Texan lawmakers don’t care about human rights. They don’t care about Americans with uteruses. Truthfully, it feels like they don’t care about lives. But some government officials are fighting against them.

U.S. District Judge Robert Pitman ordered the suspension of the abortion ban in a 113-page opinion on Oct. 8. However, according to AP News, some Texan abortion clinics may not resume operation. Until there is a more permanent legal decision, doctors continue to fear legal action against them.

Illinois State Rep. Kelly Cassidy introduced a bill dubbed “The EXpanding Abortion Services Act,” or TExAS. The bill would give Illinoisans the right to seek damages against anyone who commits sexual assault, domestic abuse, or causes an unwanted pregnancy.
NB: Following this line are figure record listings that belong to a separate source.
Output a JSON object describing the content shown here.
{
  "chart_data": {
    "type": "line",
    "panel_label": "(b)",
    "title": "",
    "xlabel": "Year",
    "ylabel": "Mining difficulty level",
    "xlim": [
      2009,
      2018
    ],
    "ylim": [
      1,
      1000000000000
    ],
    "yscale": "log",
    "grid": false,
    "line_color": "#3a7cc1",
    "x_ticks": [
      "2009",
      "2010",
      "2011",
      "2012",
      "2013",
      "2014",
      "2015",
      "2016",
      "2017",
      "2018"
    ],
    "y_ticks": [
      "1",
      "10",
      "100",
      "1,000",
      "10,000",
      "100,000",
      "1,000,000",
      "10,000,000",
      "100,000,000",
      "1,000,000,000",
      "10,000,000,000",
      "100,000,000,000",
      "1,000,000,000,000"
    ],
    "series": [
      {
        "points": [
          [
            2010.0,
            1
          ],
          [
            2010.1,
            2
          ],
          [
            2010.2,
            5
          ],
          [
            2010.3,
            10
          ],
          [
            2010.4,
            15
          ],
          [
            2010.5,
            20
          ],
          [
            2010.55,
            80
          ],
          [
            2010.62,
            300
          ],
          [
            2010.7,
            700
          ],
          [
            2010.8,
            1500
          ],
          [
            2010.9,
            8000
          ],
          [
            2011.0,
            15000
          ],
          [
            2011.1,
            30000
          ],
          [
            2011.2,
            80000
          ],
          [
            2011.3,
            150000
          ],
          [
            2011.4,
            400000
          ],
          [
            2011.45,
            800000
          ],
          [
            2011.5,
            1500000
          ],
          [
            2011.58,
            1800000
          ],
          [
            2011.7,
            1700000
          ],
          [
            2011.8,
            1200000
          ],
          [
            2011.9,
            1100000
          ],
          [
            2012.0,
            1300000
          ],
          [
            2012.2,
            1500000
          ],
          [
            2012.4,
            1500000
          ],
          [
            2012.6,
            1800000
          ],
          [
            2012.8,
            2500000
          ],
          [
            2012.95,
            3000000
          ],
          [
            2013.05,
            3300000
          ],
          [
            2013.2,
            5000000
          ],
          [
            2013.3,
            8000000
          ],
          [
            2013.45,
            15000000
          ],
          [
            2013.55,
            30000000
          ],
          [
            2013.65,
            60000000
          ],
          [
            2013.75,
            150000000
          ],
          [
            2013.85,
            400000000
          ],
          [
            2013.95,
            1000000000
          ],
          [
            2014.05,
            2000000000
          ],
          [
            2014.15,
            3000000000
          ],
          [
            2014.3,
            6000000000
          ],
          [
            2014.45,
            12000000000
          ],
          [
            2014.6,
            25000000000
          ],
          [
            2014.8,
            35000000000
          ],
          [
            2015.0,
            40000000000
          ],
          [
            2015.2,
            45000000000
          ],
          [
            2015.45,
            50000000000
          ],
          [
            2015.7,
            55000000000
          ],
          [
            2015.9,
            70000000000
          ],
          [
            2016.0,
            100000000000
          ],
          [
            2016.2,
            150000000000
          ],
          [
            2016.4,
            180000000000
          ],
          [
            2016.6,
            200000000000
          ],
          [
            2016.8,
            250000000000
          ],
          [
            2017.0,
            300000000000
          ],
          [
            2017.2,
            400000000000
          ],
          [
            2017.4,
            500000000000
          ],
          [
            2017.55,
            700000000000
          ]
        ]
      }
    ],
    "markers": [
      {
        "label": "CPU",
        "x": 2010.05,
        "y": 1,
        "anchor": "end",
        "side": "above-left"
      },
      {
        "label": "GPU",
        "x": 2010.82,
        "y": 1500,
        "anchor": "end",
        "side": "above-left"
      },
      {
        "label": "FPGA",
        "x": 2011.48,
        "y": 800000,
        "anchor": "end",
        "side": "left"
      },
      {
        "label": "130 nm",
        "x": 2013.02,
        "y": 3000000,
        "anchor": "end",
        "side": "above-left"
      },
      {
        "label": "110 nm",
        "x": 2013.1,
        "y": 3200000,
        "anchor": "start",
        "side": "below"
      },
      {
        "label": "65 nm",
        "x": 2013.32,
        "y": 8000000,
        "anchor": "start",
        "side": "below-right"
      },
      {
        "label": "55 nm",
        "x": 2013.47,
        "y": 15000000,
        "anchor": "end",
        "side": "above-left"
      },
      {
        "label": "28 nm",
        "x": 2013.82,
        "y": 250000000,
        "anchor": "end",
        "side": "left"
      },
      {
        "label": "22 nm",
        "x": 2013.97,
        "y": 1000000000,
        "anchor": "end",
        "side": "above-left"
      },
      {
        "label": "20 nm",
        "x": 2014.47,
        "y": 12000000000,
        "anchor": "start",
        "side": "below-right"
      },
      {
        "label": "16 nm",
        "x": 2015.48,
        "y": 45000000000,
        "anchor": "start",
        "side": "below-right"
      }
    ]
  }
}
Cassidy told NPR Illinois:

“If folks are policing the bodies of people who are seeking reproductive healthcare in Texas, well, then maybe we should be policing the bodies of the people who are causing those problems here in Illinois.”

The Texas Heartbeat Act’s existence makes action essential. Educating yourself on the matter is vital. Attending protests is necessary, because:

Abortion is our healthcare. Abortion is our right. Abortion is our choice.